[Edit : add clearer explanation] Hello,
So, I have cancer-normal RNA-seq and exome-seq data I downloaded from NCBI GEO (human). I have processed the data for getting gene expression level from the RNA-seq data set. Now, I want to do something else. What I want to do is so variant calling, either SNP or indel from the data set. I ahve done this before but now, I want to cross checking the mutation that occur in the genome to the protein sequence. I want to see if there are any changes in amino acid sequences derived from the gene that has mutation.
I want to ask for a tool that can help me to detect mutation (SNP, deletion, and/or insertion) and "translate" the aligned DNA sequence to amino acid sequence. From there, I want to check whether any change occur in the amino acid sequence by comparing to the protein sequence reference I get from PDB or Uniprot. I remember there is a blast tool that can compare nucleotide sequence to protein sequence but I want to include some mutation data. Thank you for your suggestion.
Could you please describe what is the data you want to analyze, what are the species you study, what do you want to get as the result of the analysis and whether you are interested in homologous sequences in PDB and UniProt.
Hello, I have edited my question. As for homologous sequences, I don't understand what you mean. Can you explain it further?
When you compare SNPs to the reference you get from PDB or Uniprot there are at least two options: 1) collect data for the species you study (namely human in your case), or 2) find all homologous sequences that are good for analysis. The way you analyze mutations and tools needed are different for these two approaches. Also, tools are different for analyzing just a few mutations thoroughly versus many mutations in brief. It looks like you are studying human data and have a lot of SNPs.
For human clinical SNP analysis, some approaches are more common and more broadly accepted. For example, ACMG guidlines https://www.acmg.net/docs/Standards_Guidelines_for_the_Interpretation_of_Sequence_Variants.pdf are de facto standard in the US. One of the very important parts of ACMG guidelines is to use NCBI RefSeq https://www.ncbi.nlm.nih.gov/refseq/ or LRG http://www.lrg-sequence.org/ databases for publishing mutations found.
As you want to analyze SNPs from RNA-seq data I believe you have a lot of SNPs.
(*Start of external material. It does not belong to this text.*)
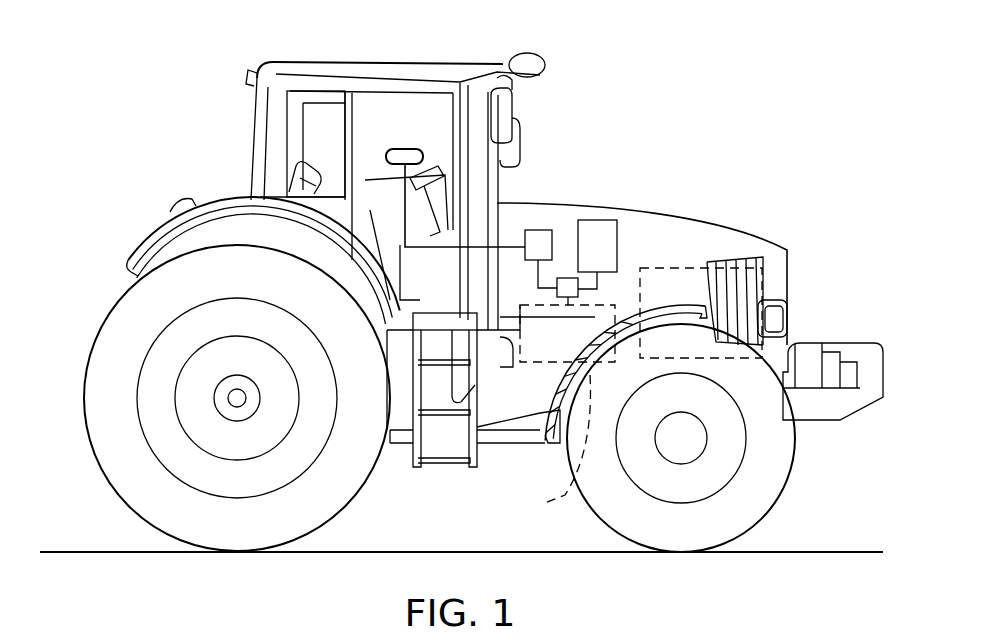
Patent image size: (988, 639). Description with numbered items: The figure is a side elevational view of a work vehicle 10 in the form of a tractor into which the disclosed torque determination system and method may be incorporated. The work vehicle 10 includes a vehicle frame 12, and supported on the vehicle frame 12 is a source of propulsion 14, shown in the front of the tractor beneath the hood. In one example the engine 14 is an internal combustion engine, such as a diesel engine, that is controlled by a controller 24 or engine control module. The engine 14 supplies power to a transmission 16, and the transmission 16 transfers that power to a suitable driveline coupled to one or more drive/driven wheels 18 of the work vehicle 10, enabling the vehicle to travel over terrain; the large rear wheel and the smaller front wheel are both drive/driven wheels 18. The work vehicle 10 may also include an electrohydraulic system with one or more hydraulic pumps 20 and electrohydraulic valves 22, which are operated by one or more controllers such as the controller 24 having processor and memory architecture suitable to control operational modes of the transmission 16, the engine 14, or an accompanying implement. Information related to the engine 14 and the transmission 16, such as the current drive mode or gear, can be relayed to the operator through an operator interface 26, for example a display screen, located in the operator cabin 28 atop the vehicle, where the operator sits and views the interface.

The best way to assess these SNPs according to ACMG guidelines (so doctors and researchers at hospitals can use your results more easily) is to use public software like VEP or SNPEff, or commercial software for variant annotation.
Then you can find mutations of highest interest for your publication and use 3D homology modeling with PDB templates to assess each variant's impact on function. There is free and commercial software for this step as well. Unfortunately, I am only familiar with commercial software for 3D structure modeling.
Dear BioStars moderators, can I name commercial software that can help users? Can I name it if I consult for companies that develop it?